Understanding consumer perceptions and being totally open about production methods have been central to the growth and profit of Kelly Turkeys, managing director Paul Kelly told the NFU conference.
Too often agriculture was on the defensive, he said, giving consumers the impression farmers had something to hide.
At Kelly Turkeys, the emphasis was on being as open as possible, inviting journalists to write about turkey production, going out to shows to talk to the public, linking up with celebrities to raise the profile and inviting the public on to the farm.
“It’s always a privilege to talk about our business and our products – never a chore,” said Mr Kelly.

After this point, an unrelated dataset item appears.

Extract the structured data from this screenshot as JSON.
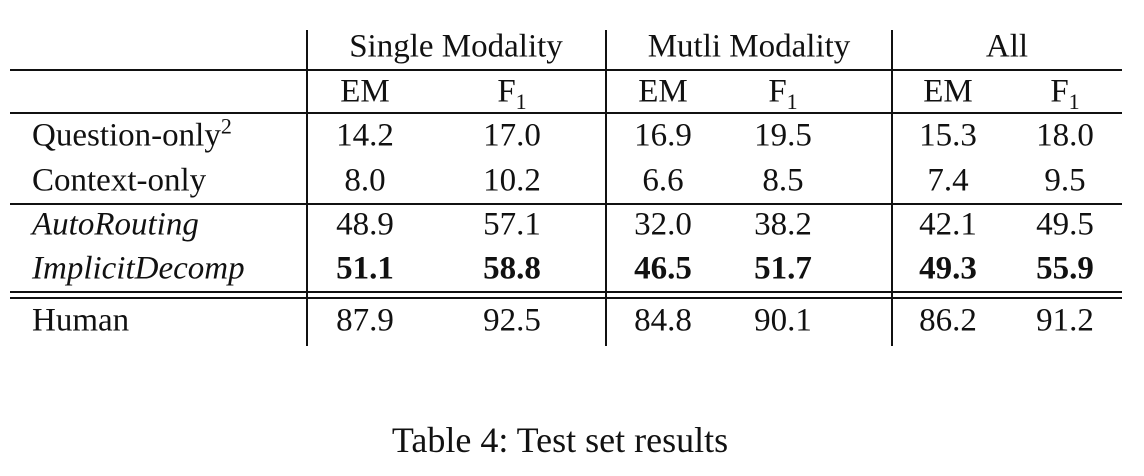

He rejected the suggestion that consumers were always naïve about where their food came from and should not be reminded that animals had to be slaughtered.
His business sold some 1900 turkeys direct to consumers from its farm shop near Chelmsford, Essex, in the two days before Christmas compared with 250 for the average butcher, he said.
KellyBronze turkeys, which were always sold boxed with a meat thermometer and a cookery booklet, fetched a premium price of £10.50/kg, compared with just £2/kg for bottom of the range frozen turkeys.
Another example of marketing initiative was Kelly’s ginseng turkey – birds fed with renowned aphrodisiac ginseng and sold under the catch line “Buy a Kelly bronze and bonk your way through Boxing Day”.
Mr Kelly said his aim was to build his business to create 100 Kelly Turkeys farms around the country, taking on selected producers in targeted areas.